Giuttari è sempre rimasto convinto della bontà dell’avvistamento Frigo, e ancora nel libro "Il Mostro" del 2005 lo proponeva come naturale contraltare di quello Martelli-Caini. Ma troppi elementi contrari ostacolano questa ipotesi. Abbiamo appena visto l’inaffidabilità della testimone, e, in precedenza, l’inutilità di evitare un passaggio a livello su una linea priva di treni in transito. Se ne può aggiungere qualche altro.
Nel sopralluogo del 12 marzo Giancarlo Lotti aveva cercato la strada di quella notte svoltando a destra in uscita dalla piazzola, e non a sinistra. Con tutti i particolari che aveva ricordato, perché quello no? Non pareva uno da poco.
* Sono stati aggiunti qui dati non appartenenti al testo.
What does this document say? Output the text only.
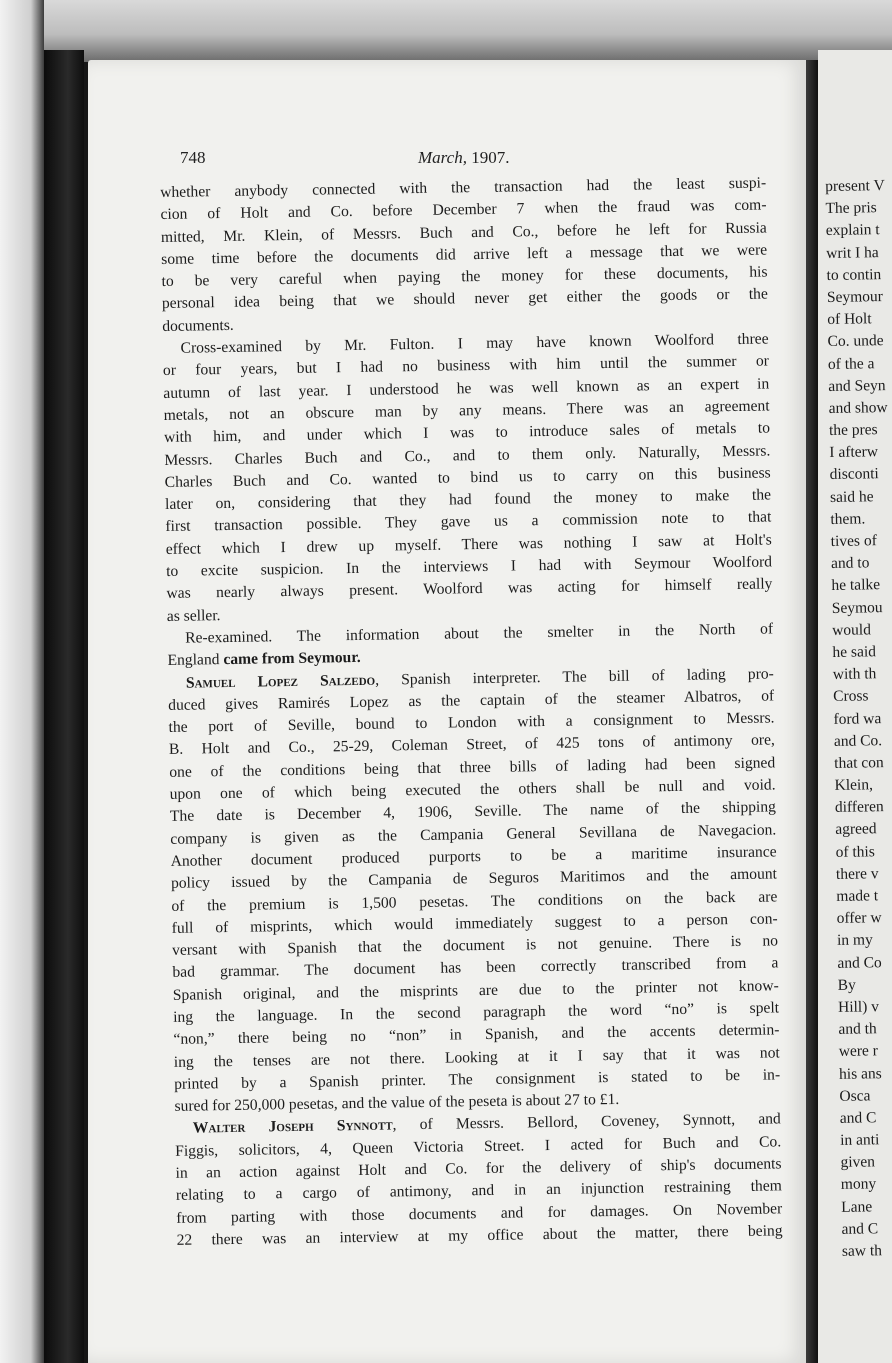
748	March, 1907.
whether anybody connected with the transaction had the least suspi-
cion of Holt and Co. before December 7 when the fraud was com-
mitted, Mr. Klein, of Messrs. Buch and Co., before he left for Russia
some time before the documents did arrive left a message that we were
to be very careful when paying the money for these documents, his
personal idea being that we should never get either the goods or the
documents.
Cross-examined by Mr. Fulton. I may have known Woolford three
or four years, but I had no business with him until the summer or
autumn of last year. I understood he was well known as an expert in
metals, not an obscure man by any means. There was an agreement
with him, and under which I was to introduce sales of metals to
Messrs. Charles Buch and Co., and to them only. Naturally, Messrs.
Charles Buch and Co. wanted to bind us to carry on this business
later on, considering that they had found the money to make the
first transaction possible. They gave us a commission note to that
effect which I drew up myself. There was nothing I saw at Holt's
to excite suspicion. In the interviews I had with Seymour Woolford
was nearly always present. Woolford was acting for himself really
as seller.
Re-examined. The information about the smelter in the North of
England came from Seymour.
Samuel Lopez Salzedo, Spanish interpreter. The bill of lading pro-
duced gives Ramirés Lopez as the captain of the steamer Albatros, of
the port of Seville, bound to London with a consignment to Messrs.
B. Holt and Co., 25-29, Coleman Street, of 425 tons of antimony ore,
one of the conditions being that three bills of lading had been signed
upon one of which being executed the others shall be null and void.
The date is December 4, 1906, Seville. The name of the shipping
company is given as the Campania General Sevillana de Navegacion.
Another document produced purports to be a maritime insurance
policy issued by the Campania de Seguros Maritimos and the amount
of the premium is 1,500 pesetas. The conditions on the back are
full of misprints, which would immediately suggest to a person con-
versant with Spanish that the document is not genuine. There is no
bad grammar. The document has been correctly transcribed from a
Spanish original, and the misprints are due to the printer not know-
ing the language. In the second paragraph the word “no” is spelt
“non,” there being no “non” in Spanish, and the accents determin-
ing the tenses are not there. Looking at it I say that it was not
printed by a Spanish printer. The consignment is stated to be in-
sured for 250,000 pesetas, and the value of the peseta is about 27 to £1.
Walter Joseph Synnott, of Messrs. Bellord, Coveney, Synnott, and
Figgis, solicitors, 4, Queen Victoria Street. I acted for Buch and Co.
in an action against Holt and Co. for the delivery of ship's documents
relating to a cargo of antimony, and in an injunction restraining them
from parting with those documents and for damages. On November
22 there was an interview at my office about the matter, there being
present V
The pris
explain t
writ I ha
to contin
Seymour
of Holt
Co. unde
of the a
and Seyn
and show
the pres
I afterw
disconti
said he
them.
tives of
and to
he talke
Seymou
would
he said
with th
Cross
ford wa
and Co.
that con
Klein,
differen
agreed
of this
there v
made t
offer w
in my
and Co
By
Hill) v
and th
were r
his ans
Osca
and C
in anti
given
mony
Lane
and C
saw th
E anche se nel riferirsi a quanto disse o non disse bisogna sempre tener conto che si trattava di un emerito bugiardo, è comunque un fatto che Lotti non raccontò mai di aver visto lungo la via di fuga né l'auto dei coniugi Martelli-Caini, né quella della signora Frigo, né, a dire il vero, qualsiasi altra. In fin dei conti l’ammetterlo non gli avrebbe nuociuto.



Un altro elemento che rende l’itinerario proposto da Giuttari poco plausibile è l’impraticabilità di un segmento di circa 300 metri (simboleggiato in piantina dal tratteggio) della sterrata che avrebbe consentito di raggiungere San Martino a Scopeto. Si tratta di un sentiero che congiunge i due casolari ben visibili nella seconda delle due immagini soprastanti, particolare ingrandito della prima, entrambe ottenute con Google Maps. In anni recenti almeno due appassionati hanno tentato di percorrerlo in auto senza riuscirci. Può darsi che in passato le sue condizioni fossero state migliori, ma di un sentiero difficile si sarebbe sempre trattato, e pare quindi comunque folle l’avventurarsi di notte su un percorso del genere.
Un’ultima considerazione va fatta sul casolare dove sarebbe stata nascosta la pistola (B). Nell’ipotesi di Giuttari esso sarebbe stato raggiunto dopo il rientro sulla provinciale nel punto R prendendo a sinistra. Ma se Pacciani voleva arrivare lì, perché non aveva imboccato la via diretta che vi giungeva da San Martino a Scopeto? Avrebbe risparmiato un po’ di strada, avrebbe evitato un pezzo di provinciale avanti e indietro e avrebbe comunque aggirato il passaggio a livello.
Alla fine appare chiaro che se la via di fuga proposta dai giudici è priva di senso, quella proposta da Giuttari è fasulla, costruita in modo artificioso mettendo assieme due testimonianze tutt’altro che affidabili. L’ipotesi di gran lunga più plausibile è che le auto viste dai coniugi Martelli-Caini e dalla signora Frigo non avessero alcun collegamento con il delitto, tra l’altro avvenuto già da un paio d’ore, e che Giancarlo Lotti non fosse mai passato da quelle strade, né da solo né tanto meno seguendo l'auto di Vanni e Pacciani.